Den sehr weißen Wänden wurde viel sehr schwarzer, schwerer, dicker Samt als Kontrast hinzugefügt. Samt als Verkleidung der Stellwand hinter den Sitzreihen, als akustischer "Schallschlucker" an den Wänden und natürlich für den Bühnenvorhang. Auch der berühmte "Front of House-Platz" inmitten des Publikums, in dem die Technik für Licht und Ton versteckt ist, präsentiert sich im feinen Samtmantel.
Nachhaltigkeit und "Zweitverwertung" spielten eine große Rolle beim Umbau
Das sieht gut aus und kostet nichts, denn der Samt stammt aus dem Theater der Stadt, hätte aufwendig gelagert werden müssen. "Das ist alles von uns umgenäht worden, wir haben keinen einzigen Auftrag vergeben", lobt Kuhn sein zehnköpfiges Theater- und Technik-Team, das in wenigen Wochen viel Neuland betreten und durchqueren musste. "Ich bin seit 30 Jahren Führungskraft, so ein motiviertes Team hatte ich noch nie."
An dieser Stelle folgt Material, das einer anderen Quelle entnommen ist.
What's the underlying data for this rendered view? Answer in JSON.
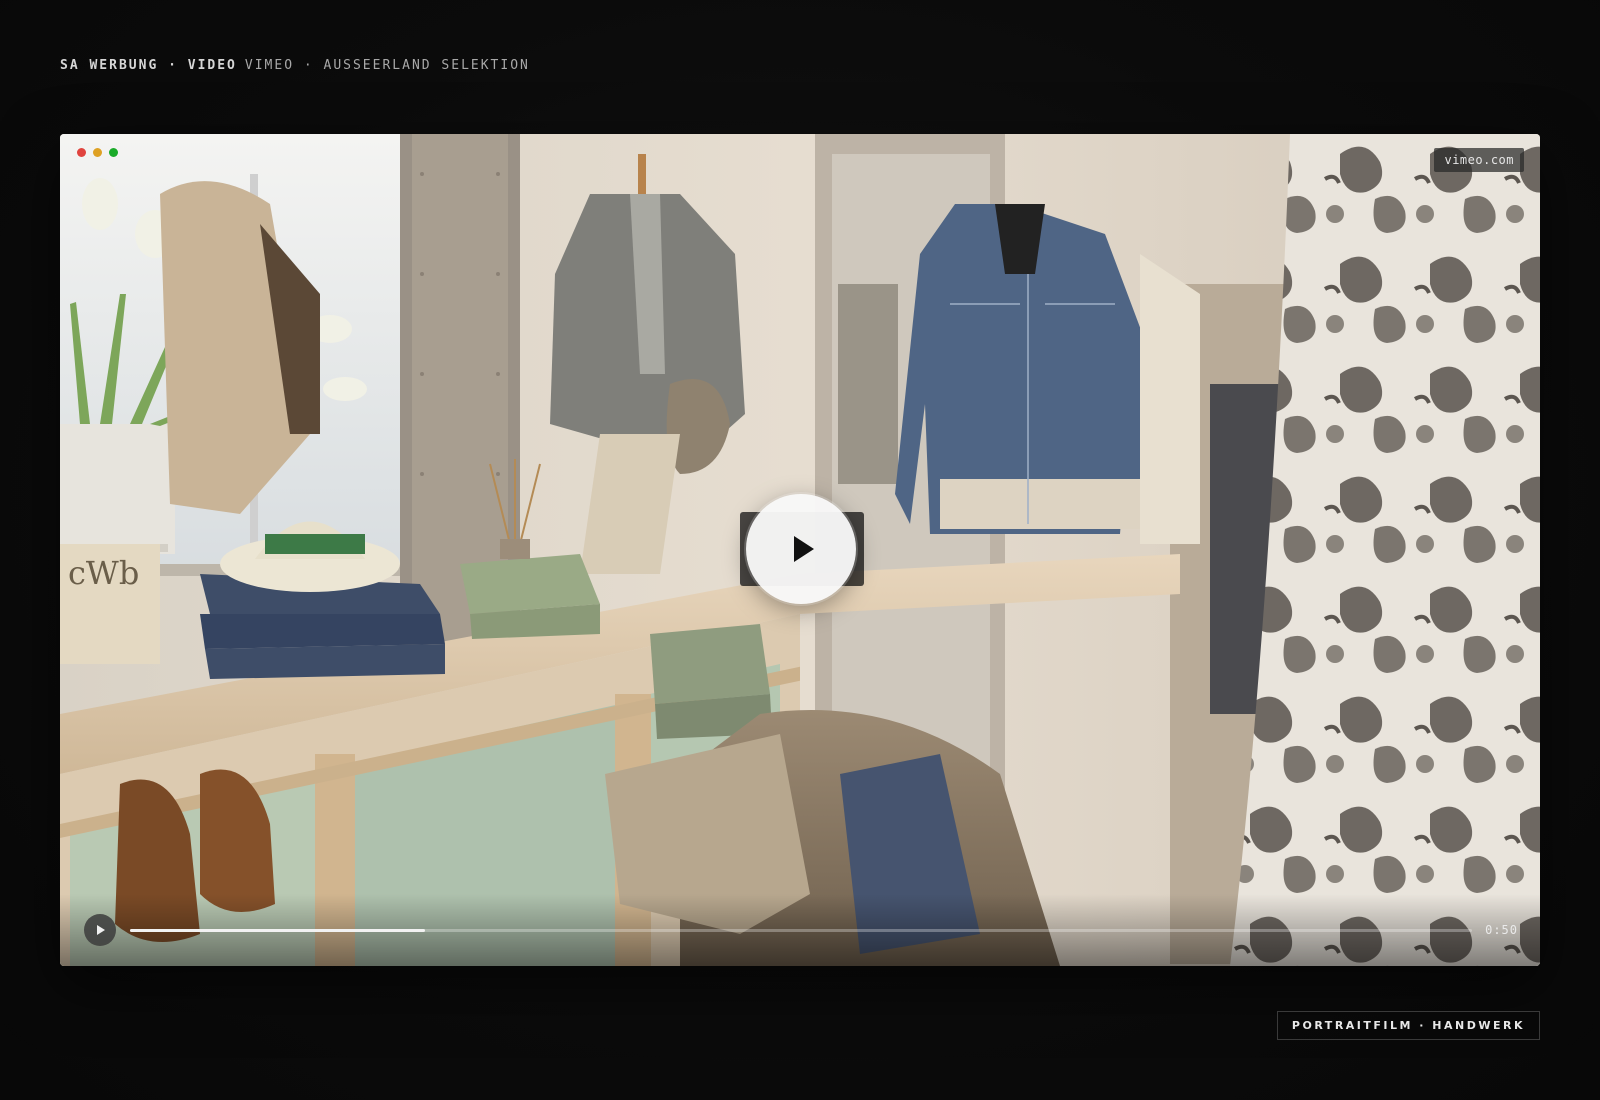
{
  "header": {
    "brand": "SA WERBUNG · VIDEO",
    "subtitle": "VIMEO · AUSSEERLAND SELEKTION"
  },
  "player": {
    "badge": "vimeo.com",
    "time": "0:50",
    "progress": 0.22,
    "window_dots": [
      "#e0443e",
      "#dea123",
      "#1aab29"
    ],
    "big_play_icon": "play-icon",
    "small_play_icon": "play-icon"
  },
  "footer": {
    "tag": "PORTRAITFILM · HANDWERK"
  },
  "colors": {
    "background": "#0b0b0b",
    "progress_fill": "#f2f2f2"
  }
}
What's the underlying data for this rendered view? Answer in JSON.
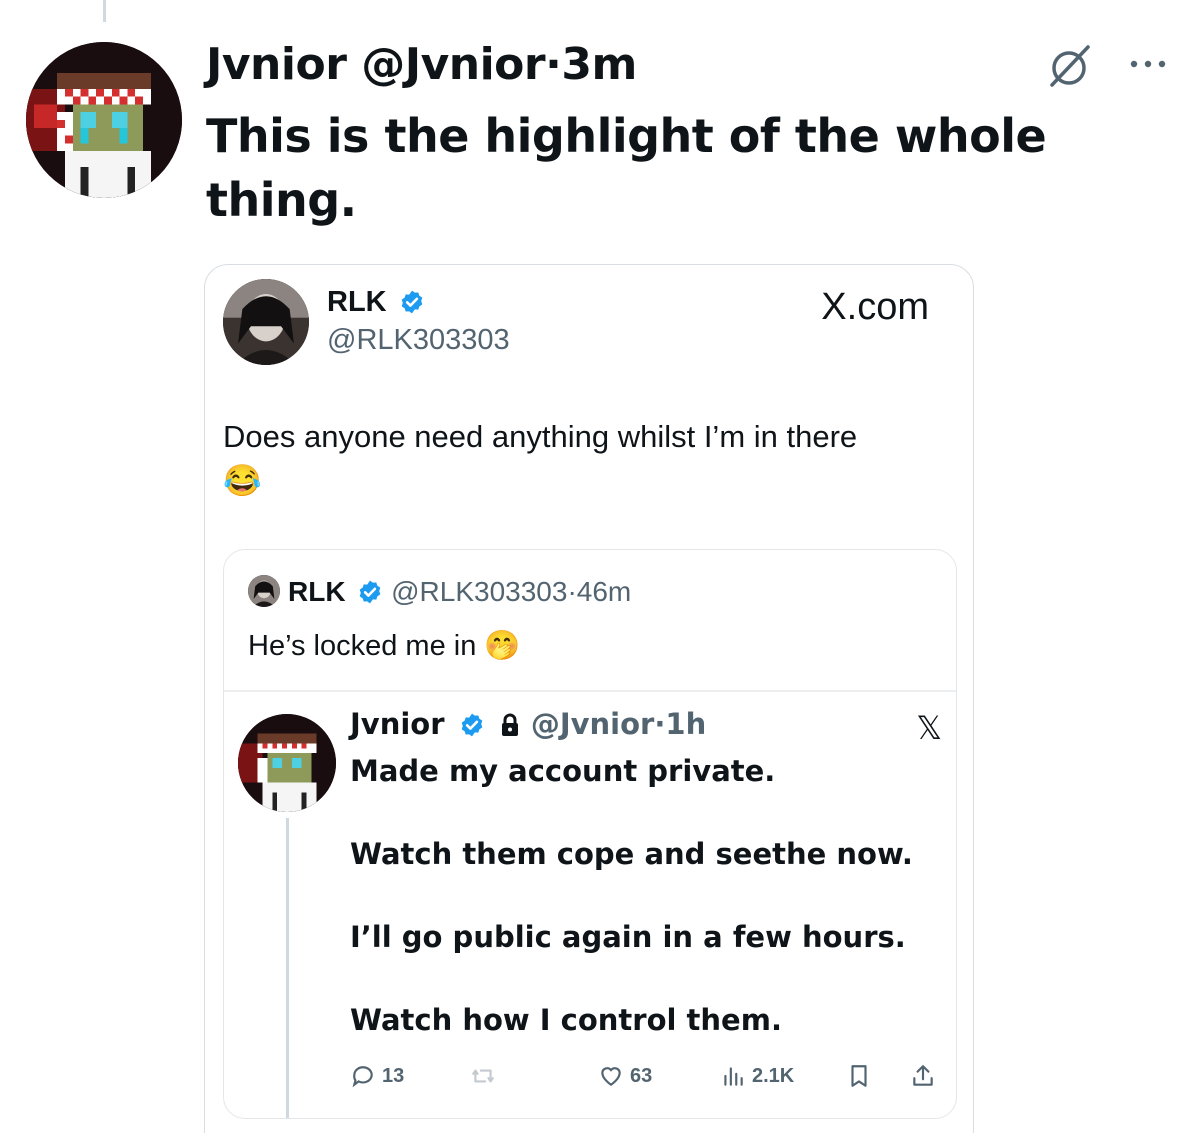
{
  "post": {
    "author_name": "Jvnior",
    "author_handle": "@Jvnior",
    "separator": "·",
    "time": "3m",
    "text": "This is the highlight of the whole thing.",
    "icons": [
      "grok-icon",
      "more-icon"
    ]
  },
  "embed": {
    "author_name": "RLK",
    "author_handle": "@RLK303303",
    "site": "X.com",
    "text": "Does anyone need anything whilst I’m in there",
    "emoji": "😂",
    "quote": {
      "author_name": "RLK",
      "author_handle": "@RLK303303",
      "separator": "·",
      "time": "46m",
      "text": "He’s locked me in",
      "emoji": "🤭",
      "inner": {
        "author_name": "Jvnior",
        "author_handle": "@Jvnior",
        "separator": "·",
        "time": "1h",
        "x_mark": "𝕏",
        "lines": [
          "Made my account private.",
          "Watch them cope and seethe now.",
          "I’ll go public again in a few hours.",
          "Watch how I control them."
        ],
        "stats": {
          "replies": "13",
          "reposts": "",
          "likes": "63",
          "views": "2.1K"
        }
      }
    }
  },
  "colors": {
    "verified": "#1d9bf0",
    "text": "#0f1419",
    "muted": "#536471",
    "border": "#d9dde1"
  }
}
Nachhaltigkeit mit Spareffekten im Fahrwasser, sprich Wiederverwendung von Materialien aus dem Theater, ziehen sich wie ein roter Faden durch den nun Schwarz-Weißen Theatersaal. So bestehen die Böden für die Sitzplatz-Tribüne im Parkett aus den ehemaligen "Brettern, die die Welt bedeuten" aus dem Schweinfurter Theater. Die 280 Stühle im Saal, ausgestattet mit grünen nummerierten Sitzkissen, stehen jetzt also tatsächlich auf Bühnenbrettern. Auch die 120 Plätze auf dem Balkon, passend zur kirchlichen Widmung des Hauses auch Empore genannt, sind sitzkissennummeriert.
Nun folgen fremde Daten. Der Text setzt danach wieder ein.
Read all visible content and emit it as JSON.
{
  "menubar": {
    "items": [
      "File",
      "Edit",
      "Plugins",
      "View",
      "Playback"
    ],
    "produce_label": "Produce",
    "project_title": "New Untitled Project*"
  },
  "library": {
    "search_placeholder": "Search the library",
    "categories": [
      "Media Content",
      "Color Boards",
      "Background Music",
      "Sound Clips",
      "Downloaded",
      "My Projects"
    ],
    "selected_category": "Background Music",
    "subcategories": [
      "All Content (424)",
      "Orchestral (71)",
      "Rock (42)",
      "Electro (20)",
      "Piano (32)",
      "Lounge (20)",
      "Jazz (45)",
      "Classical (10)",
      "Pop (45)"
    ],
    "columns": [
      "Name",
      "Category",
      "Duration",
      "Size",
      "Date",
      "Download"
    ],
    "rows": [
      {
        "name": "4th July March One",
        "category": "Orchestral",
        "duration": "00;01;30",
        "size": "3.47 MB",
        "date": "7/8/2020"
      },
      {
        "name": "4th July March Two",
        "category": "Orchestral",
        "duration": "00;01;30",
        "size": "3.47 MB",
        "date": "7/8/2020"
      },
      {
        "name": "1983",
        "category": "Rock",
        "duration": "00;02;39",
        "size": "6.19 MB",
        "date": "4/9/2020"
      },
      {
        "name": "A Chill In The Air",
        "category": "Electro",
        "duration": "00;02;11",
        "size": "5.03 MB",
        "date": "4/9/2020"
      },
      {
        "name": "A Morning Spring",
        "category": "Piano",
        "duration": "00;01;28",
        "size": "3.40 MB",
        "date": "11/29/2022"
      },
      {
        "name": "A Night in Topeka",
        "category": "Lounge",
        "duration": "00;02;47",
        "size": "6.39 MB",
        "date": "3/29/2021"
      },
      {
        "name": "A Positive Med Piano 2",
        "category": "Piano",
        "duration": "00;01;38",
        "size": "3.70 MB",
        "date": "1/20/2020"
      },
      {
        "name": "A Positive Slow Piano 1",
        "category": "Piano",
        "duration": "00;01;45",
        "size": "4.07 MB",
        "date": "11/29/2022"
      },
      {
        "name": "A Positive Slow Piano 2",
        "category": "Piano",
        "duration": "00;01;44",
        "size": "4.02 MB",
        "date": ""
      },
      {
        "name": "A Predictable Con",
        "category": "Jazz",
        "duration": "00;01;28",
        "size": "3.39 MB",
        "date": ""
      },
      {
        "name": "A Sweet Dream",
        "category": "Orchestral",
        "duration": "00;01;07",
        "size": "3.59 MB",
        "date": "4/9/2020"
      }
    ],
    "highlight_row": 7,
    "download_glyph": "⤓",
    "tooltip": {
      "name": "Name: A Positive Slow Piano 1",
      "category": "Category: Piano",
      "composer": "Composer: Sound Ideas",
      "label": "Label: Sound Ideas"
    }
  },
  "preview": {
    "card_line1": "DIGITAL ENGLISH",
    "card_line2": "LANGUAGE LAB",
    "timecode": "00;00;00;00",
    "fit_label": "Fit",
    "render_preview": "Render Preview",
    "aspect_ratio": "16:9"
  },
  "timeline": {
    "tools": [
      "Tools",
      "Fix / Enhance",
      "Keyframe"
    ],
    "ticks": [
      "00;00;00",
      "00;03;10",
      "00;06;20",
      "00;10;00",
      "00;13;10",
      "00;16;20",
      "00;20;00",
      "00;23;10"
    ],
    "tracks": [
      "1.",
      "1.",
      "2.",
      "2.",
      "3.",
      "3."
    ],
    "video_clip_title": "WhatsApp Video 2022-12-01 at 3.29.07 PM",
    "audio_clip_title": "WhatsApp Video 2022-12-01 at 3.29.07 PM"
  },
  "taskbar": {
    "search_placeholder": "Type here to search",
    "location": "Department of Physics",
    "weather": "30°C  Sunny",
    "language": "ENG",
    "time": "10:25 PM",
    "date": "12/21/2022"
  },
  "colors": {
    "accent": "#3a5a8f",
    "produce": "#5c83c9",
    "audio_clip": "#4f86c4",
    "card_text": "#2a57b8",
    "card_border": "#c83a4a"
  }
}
Die Bühne des Evangelischen Gemeindehauses, auf der die legendären "Comedian Harmonists" ihr letztes Konzert auf deutschem Boden gegeben haben sollen, ist nicht mehr abgerundet, sondern ein deutlich vergrößertes Spielquadrat mit nun vier Metern Tiefe und zwölf Metern Breite, unter dem die Tonanlage verbaut ist. Große Oper wird auf dieser Vorbühne, auch wegen des fehlenden Orchestergrabens, nicht stattfinden können, aber großes Theater mit viel Nähe zum Publikum. Wer vorne sitzt, ist fast schon dabei, beim Bühnengeschehen, auch bis ganz hinten ist die Akustik erstaunlich gut, was auch der neu gezimmerten Vorbühne geschuldet ist, die das Geschehen auf der Bühne buchstäblich in den Saal hineinträgt.
Als "gesunde und gute Mischung, die allen Genres gerecht wird", bezeichnet Jochen Kuhn die optimierte Gemeindesaalakustik. Völlig neu ist lediglich das Riggingsystem, also die Aluminium-Masten für Ton und Scheinwerfer. Wie gut das Gesamtkonzept funktioniert, und ob die Theatergäste ihre Liebe zur neuen Spielstätte entdecken, wird sich am Sonntag, 23. Oktober, bei der Uraufführung des Schauspiels "Vom Suchen und Finden der Liebe" zeigen.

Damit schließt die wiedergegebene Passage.